Enfin, ce recueil comprend deux textes plus difficiles d’accès, mais qui méritent de s’y arrêter, les plus hard-science, qui sont axés atour de l’exploit et des découvertes scientifiques bouleversant notre mode de pensée. La Plongée de Planck, la plus ardue de ces deux nouvelles, présente une interprétation de la mécanique quantique. L’auteur nous perd parfois un peu dans le déroulé de sa théorie, très complexe, mais il présente cette Odyssée des temps modernes sous un jour compréhensible, notamment par l’opposition de l’appréhension réelle de l’univers et de sa simplification symbolique. Cependant on s’interroge parfois sur le bien-fondé de sa pensée, car d’après ce texte, l’aspect littéraire et mythologique des faits, incarné par Prospero, le père narratologiste de Cordélia, imbu de lui-même et ridicule, serait moins valable que celui de la science pure. Or, pourquoi opposer si franchement les deux ? Si Greg Egan a une dent contre Baudelaire : « Si j’avais voulu ruminer sur la mort, je serais restée chez moi à lire de la mauvaise poésie organique. (…) Baudelaire peut aller se faire foutre », ce parti-pris étonne d’un auteur qui met justement en mots de façon symbolique ses axiomes scientifiques. Radieux quant à elle, la nouvelle qui a donné son nom au recueil, met en scène deux jeunes chercheurs qui ont découvert la discontinuité mathématique, une frontière où se confrontent deux univers aux règles mathématiques contradictoires – un peu comme dans Les Dieux eux-mêmes d’Isaac Asimov – et qui tentent de la protéger de la cupidité humaine : une belle mise en forme de la philosophie mathématique et de notre propension à être aveuglés par notre étroitesse d’esprit.

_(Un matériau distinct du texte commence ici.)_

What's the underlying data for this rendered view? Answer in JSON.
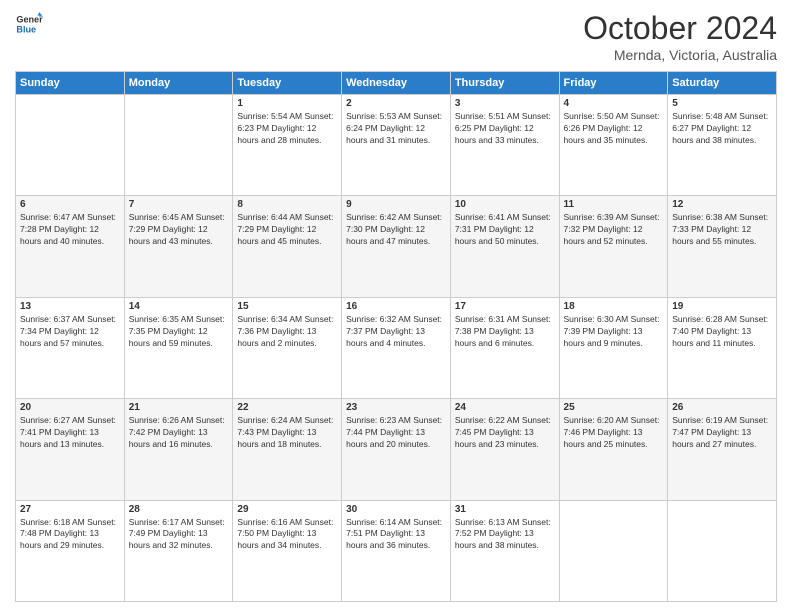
{
  "header": {
    "logo_line1": "General",
    "logo_line2": "Blue",
    "month": "October 2024",
    "location": "Mernda, Victoria, Australia"
  },
  "weekdays": [
    "Sunday",
    "Monday",
    "Tuesday",
    "Wednesday",
    "Thursday",
    "Friday",
    "Saturday"
  ],
  "weeks": [
    [
      {
        "day": "",
        "info": ""
      },
      {
        "day": "",
        "info": ""
      },
      {
        "day": "1",
        "info": "Sunrise: 5:54 AM\nSunset: 6:23 PM\nDaylight: 12 hours and 28 minutes."
      },
      {
        "day": "2",
        "info": "Sunrise: 5:53 AM\nSunset: 6:24 PM\nDaylight: 12 hours and 31 minutes."
      },
      {
        "day": "3",
        "info": "Sunrise: 5:51 AM\nSunset: 6:25 PM\nDaylight: 12 hours and 33 minutes."
      },
      {
        "day": "4",
        "info": "Sunrise: 5:50 AM\nSunset: 6:26 PM\nDaylight: 12 hours and 35 minutes."
      },
      {
        "day": "5",
        "info": "Sunrise: 5:48 AM\nSunset: 6:27 PM\nDaylight: 12 hours and 38 minutes."
      }
    ],
    [
      {
        "day": "6",
        "info": "Sunrise: 6:47 AM\nSunset: 7:28 PM\nDaylight: 12 hours and 40 minutes."
      },
      {
        "day": "7",
        "info": "Sunrise: 6:45 AM\nSunset: 7:29 PM\nDaylight: 12 hours and 43 minutes."
      },
      {
        "day": "8",
        "info": "Sunrise: 6:44 AM\nSunset: 7:29 PM\nDaylight: 12 hours and 45 minutes."
      },
      {
        "day": "9",
        "info": "Sunrise: 6:42 AM\nSunset: 7:30 PM\nDaylight: 12 hours and 47 minutes."
      },
      {
        "day": "10",
        "info": "Sunrise: 6:41 AM\nSunset: 7:31 PM\nDaylight: 12 hours and 50 minutes."
      },
      {
        "day": "11",
        "info": "Sunrise: 6:39 AM\nSunset: 7:32 PM\nDaylight: 12 hours and 52 minutes."
      },
      {
        "day": "12",
        "info": "Sunrise: 6:38 AM\nSunset: 7:33 PM\nDaylight: 12 hours and 55 minutes."
      }
    ],
    [
      {
        "day": "13",
        "info": "Sunrise: 6:37 AM\nSunset: 7:34 PM\nDaylight: 12 hours and 57 minutes."
      },
      {
        "day": "14",
        "info": "Sunrise: 6:35 AM\nSunset: 7:35 PM\nDaylight: 12 hours and 59 minutes."
      },
      {
        "day": "15",
        "info": "Sunrise: 6:34 AM\nSunset: 7:36 PM\nDaylight: 13 hours and 2 minutes."
      },
      {
        "day": "16",
        "info": "Sunrise: 6:32 AM\nSunset: 7:37 PM\nDaylight: 13 hours and 4 minutes."
      },
      {
        "day": "17",
        "info": "Sunrise: 6:31 AM\nSunset: 7:38 PM\nDaylight: 13 hours and 6 minutes."
      },
      {
        "day": "18",
        "info": "Sunrise: 6:30 AM\nSunset: 7:39 PM\nDaylight: 13 hours and 9 minutes."
      },
      {
        "day": "19",
        "info": "Sunrise: 6:28 AM\nSunset: 7:40 PM\nDaylight: 13 hours and 11 minutes."
      }
    ],
    [
      {
        "day": "20",
        "info": "Sunrise: 6:27 AM\nSunset: 7:41 PM\nDaylight: 13 hours and 13 minutes."
      },
      {
        "day": "21",
        "info": "Sunrise: 6:26 AM\nSunset: 7:42 PM\nDaylight: 13 hours and 16 minutes."
      },
      {
        "day": "22",
        "info": "Sunrise: 6:24 AM\nSunset: 7:43 PM\nDaylight: 13 hours and 18 minutes."
      },
      {
        "day": "23",
        "info": "Sunrise: 6:23 AM\nSunset: 7:44 PM\nDaylight: 13 hours and 20 minutes."
      },
      {
        "day": "24",
        "info": "Sunrise: 6:22 AM\nSunset: 7:45 PM\nDaylight: 13 hours and 23 minutes."
      },
      {
        "day": "25",
        "info": "Sunrise: 6:20 AM\nSunset: 7:46 PM\nDaylight: 13 hours and 25 minutes."
      },
      {
        "day": "26",
        "info": "Sunrise: 6:19 AM\nSunset: 7:47 PM\nDaylight: 13 hours and 27 minutes."
      }
    ],
    [
      {
        "day": "27",
        "info": "Sunrise: 6:18 AM\nSunset: 7:48 PM\nDaylight: 13 hours and 29 minutes."
      },
      {
        "day": "28",
        "info": "Sunrise: 6:17 AM\nSunset: 7:49 PM\nDaylight: 13 hours and 32 minutes."
      },
      {
        "day": "29",
        "info": "Sunrise: 6:16 AM\nSunset: 7:50 PM\nDaylight: 13 hours and 34 minutes."
      },
      {
        "day": "30",
        "info": "Sunrise: 6:14 AM\nSunset: 7:51 PM\nDaylight: 13 hours and 36 minutes."
      },
      {
        "day": "31",
        "info": "Sunrise: 6:13 AM\nSunset: 7:52 PM\nDaylight: 13 hours and 38 minutes."
      },
      {
        "day": "",
        "info": ""
      },
      {
        "day": "",
        "info": ""
      }
    ]
  ]
}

La maîtrise des textes courts

Greg Egan signe une seconde série de nouvelles globalement riches et fouillées, même si certains textes semblent plus anecdotiques que dans le précédent volume, et donnent donc lieu à un recueil moins homogène, avec pour meilleures nouvelles Monsieur Volition, Rêves de transition, Des raisons d’être heureux et Radieux. Utilisant presque toujours la première personne du singulier pour favoriser l’immersion, l’auteur nous entraîne de façon intense dans l’inconscient de ses personnages, comme un miroir de nos angoisses et aspirations. Greg Egan excelle véritablement dans le genre des textes courts, qui se prêtent tout à fait à la vive tension qu’il instaure pour mieux nous immerger dans sa propre pensée.